Top Tax Audit Traps for H1, L1 and Information Technology (IT) Consultants
Business Travel Expense Deductions
Business travel expenses, or away from home expense deductions can be taken for non-reimbursed meals, lodging and travel if you have a regular job somewhere else, and are on a temporary assignment for work or training. Sec. 162(a) of the IRS Code limits the period to less than one year. So for example if the employer posts an IT Consultant in a different city on a temporary project for 8 months, they may qualify to take all of their meals, lodging and travel expenses as deduction. If the employer reimburses any of the expenses, the deduction may be limited.
However if the assignment is realistically expected to last for more than 1 year (and does last for more than a year), the Tax Home would change and the IT Consultant may not qualify for travel expense deduction. Even if the tax payer continues to maintain their family home in a different city, they may not be able to claim the travel expense deduction.
Some offshore and local tax preparers seem to be taking a liberal interpretation of the IRS code and assisting H1 L1 consultants to claim per diem living expenses including lodging, mileage, food, laundry etc, as per IRS publication 463. IRS is aggressive about this deduction and several Tax Audits are being triggered. Make sure you consult with a tax accountant and evaluate the overall audit risk of your tax return prior to submitting your tax return with this particular deduction.
Filing Tax return as US Non Resident Alien
We are seeing some cases where the offshore tax preparers have considered H1 L1 consultants as US Non Residents while filing their tax return with a view to claim a larger deduction for living expenses. This may not be accurate representation of their actual tax residency status.
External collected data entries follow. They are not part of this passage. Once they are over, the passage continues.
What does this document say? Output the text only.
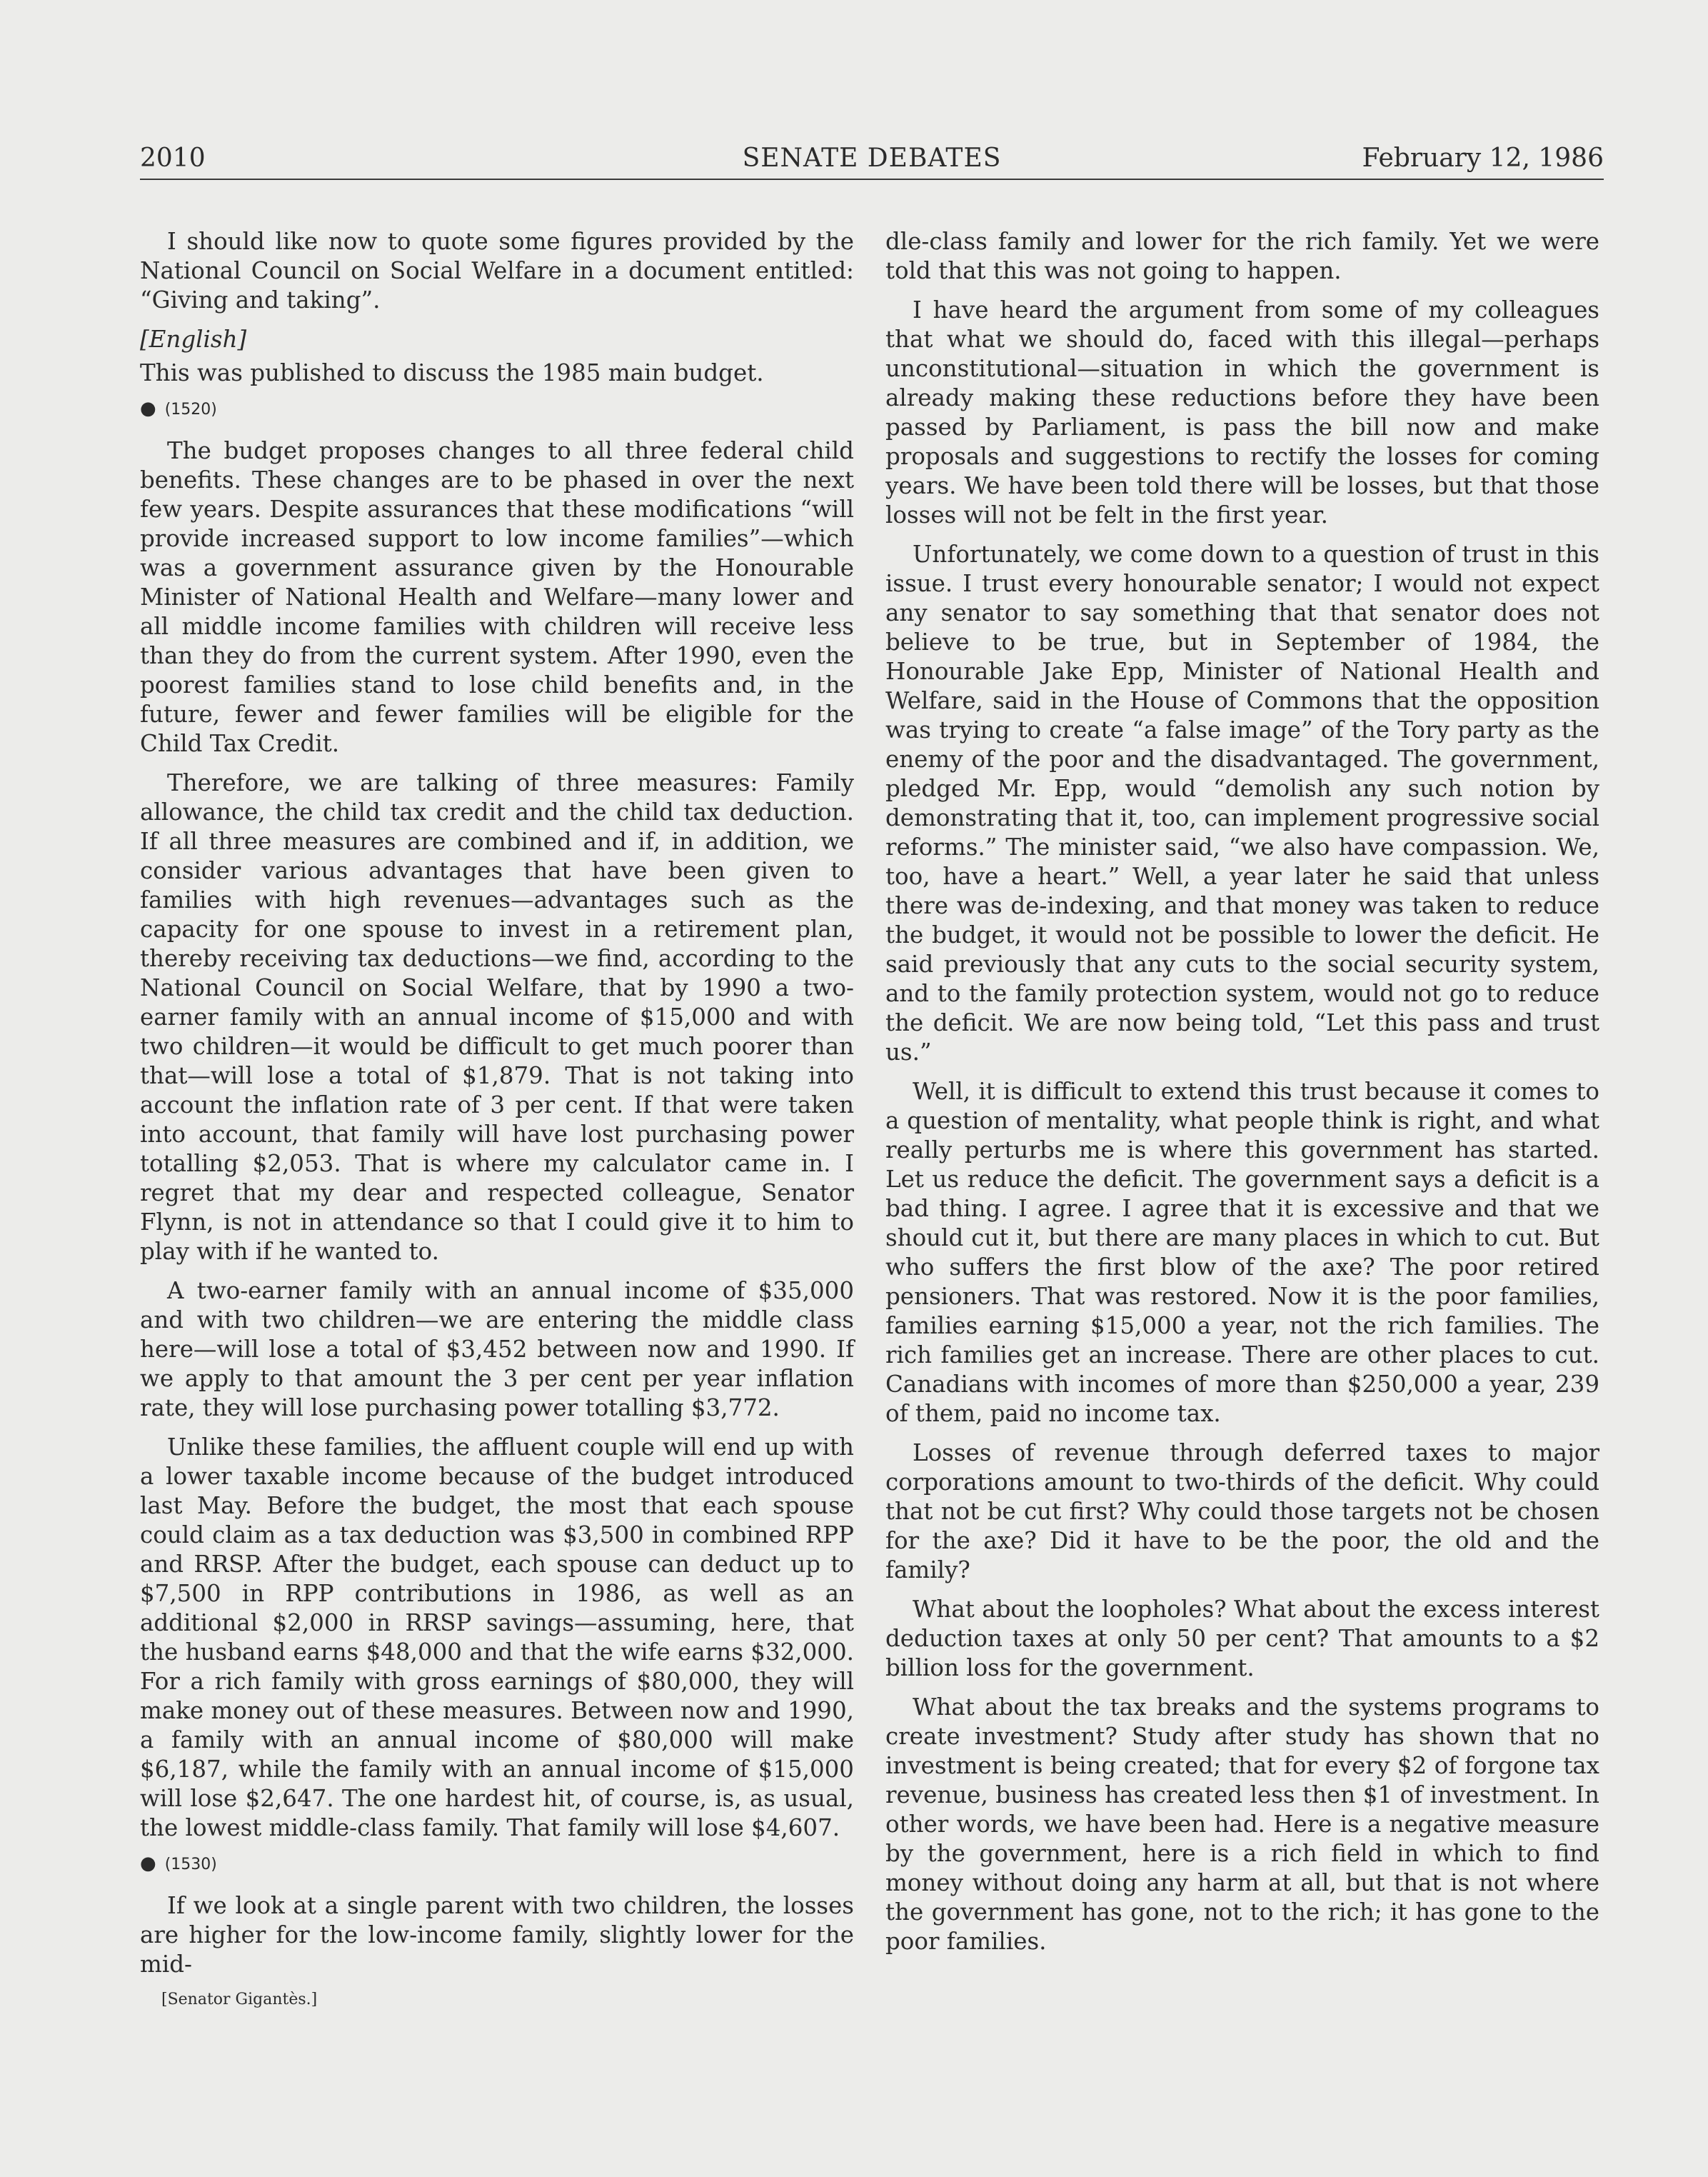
2010	SENATE DEBATES	February 12, 1986

I should like now to quote some figures provided by the National Council on Social Welfare in a document entitled: “Giving and taking”.

[English]

This was published to discuss the 1985 main budget.

● (1520)

The budget proposes changes to all three federal child benefits. These changes are to be phased in over the next few years. Despite assurances that these modifications “will provide increased support to low income families”—which was a government assurance given by the Honourable Minister of National Health and Welfare—many lower and all middle income families with children will receive less than they do from the current system. After 1990, even the poorest families stand to lose child benefits and, in the future, fewer and fewer families will be eligible for the Child Tax Credit.

Therefore, we are talking of three measures: Family allowance, the child tax credit and the child tax deduction. If all three measures are combined and if, in addition, we consider various advantages that have been given to families with high revenues—advantages such as the capacity for one spouse to invest in a retirement plan, thereby receiving tax deductions—we find, according to the National Council on Social Welfare, that by 1990 a two-earner family with an annual income of $15,000 and with two children—it would be difficult to get much poorer than that—will lose a total of $1,879. That is not taking into account the inflation rate of 3 per cent. If that were taken into account, that family will have lost purchasing power totalling $2,053. That is where my calculator came in. I regret that my dear and respected colleague, Senator Flynn, is not in attendance so that I could give it to him to play with if he wanted to.

A two-earner family with an annual income of $35,000 and with two children—we are entering the middle class here—will lose a total of $3,452 between now and 1990. If we apply to that amount the 3 per cent per year inflation rate, they will lose purchasing power totalling $3,772.

Unlike these families, the affluent couple will end up with a lower taxable income because of the budget introduced last May. Before the budget, the most that each spouse could claim as a tax deduction was $3,500 in combined RPP and RRSP. After the budget, each spouse can deduct up to $7,500 in RPP contributions in 1986, as well as an additional $2,000 in RRSP savings—assuming, here, that the husband earns $48,000 and that the wife earns $32,000. For a rich family with gross earnings of $80,000, they will make money out of these measures. Between now and 1990, a family with an annual income of $80,000 will make $6,187, while the family with an annual income of $15,000 will lose $2,647. The one hardest hit, of course, is, as usual, the lowest middle-class family. That family will lose $4,607.

● (1530)

If we look at a single parent with two children, the losses are higher for the low-income family, slightly lower for the mid-

[Senator Gigantès.]

dle-class family and lower for the rich family. Yet we were told that this was not going to happen.

I have heard the argument from some of my colleagues that what we should do, faced with this illegal—perhaps unconstitutional—situation in which the government is already making these reductions before they have been passed by Parliament, is pass the bill now and make proposals and suggestions to rectify the losses for coming years. We have been told there will be losses, but that those losses will not be felt in the first year.

Unfortunately, we come down to a question of trust in this issue. I trust every honourable senator; I would not expect any senator to say something that that senator does not believe to be true, but in September of 1984, the Honourable Jake Epp, Minister of National Health and Welfare, said in the House of Commons that the opposition was trying to create “a false image” of the Tory party as the enemy of the poor and the disadvantaged. The government, pledged Mr. Epp, would “demolish any such notion by demonstrating that it, too, can implement progressive social reforms.” The minister said, “we also have compassion. We, too, have a heart.” Well, a year later he said that unless there was de-indexing, and that money was taken to reduce the budget, it would not be possible to lower the deficit. He said previously that any cuts to the social security system, and to the family protection system, would not go to reduce the deficit. We are now being told, “Let this pass and trust us.”

Well, it is difficult to extend this trust because it comes to a question of mentality, what people think is right, and what really perturbs me is where this government has started. Let us reduce the deficit. The government says a deficit is a bad thing. I agree. I agree that it is excessive and that we should cut it, but there are many places in which to cut. But who suffers the first blow of the axe? The poor retired pensioners. That was restored. Now it is the poor families, families earning $15,000 a year, not the rich families. The rich families get an increase. There are other places to cut. Canadians with incomes of more than $250,000 a year, 239 of them, paid no income tax.

Losses of revenue through deferred taxes to major corporations amount to two-thirds of the deficit. Why could that not be cut first? Why could those targets not be chosen for the axe? Did it have to be the poor, the old and the family?

What about the loopholes? What about the excess interest deduction taxes at only 50 per cent? That amounts to a $2 billion loss for the government.

What about the tax breaks and the systems programs to create investment? Study after study has shown that no investment is being created; that for every $2 of forgone tax revenue, business has created less then $1 of investment. In other words, we have been had. Here is a negative measure by the government, here is a rich field in which to find money without doing any harm at all, but that is not where the government has gone, not to the rich; it has gone to the poor families.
Please check your US Resident status using the Substantial Presence Test. Also, if you have filed (or intend to file) for an I-140 immigration petition for alien worker or an I-485 petition for adjustment of status to permanent resident, you may not qualify as a US Non resident for tax purposes.
IRS Taxes Penalties and Impact to Immigration Case
Tax penalties assessed by the IRS for fraudulent tax return are very harsh. In many cases H1, L1 IT consultants may owe the IRS thousands of dollars in assessed tax dues, penalties and interest. The law gives IRS agents tremendous power to recover the tax money and they can put a lien on your assets including bank accounts in the US and abroad, house, property etc. In addition the tax payer may have to bear the cost of hiring a Tax Attorney or an Enrolled Agent to represent their case in front of the IRS.
During approval for the Green Card as well as Citizenship, having the tax status clear with the IRS is critical. Pending tax audits, penalties or tax dues, may negatively impact the immigration case as well as the potential to sponsor others. Having a good immigration lawyer and a reliable tax accountant may provide some peace of mind as you go through the immigration and tax matters together.
Keep in mind this column and the articles published here are only meant to provide you with high level information about taxes and in no way should you consider this as tax advice. Hopefully we have got you started thinking about protecting your hard earned money, and reduce your tax audit and immigration risks. Consult your tax advisor regarding your individual tax situation and your immigration attorney for any immigration related situation.
This Article provides only an overview to the complex Tax Laws. It is not exhaustive nor a substitute for independent tax advice provided by a Tax Accountant or a Tax Attorney familiar with your case.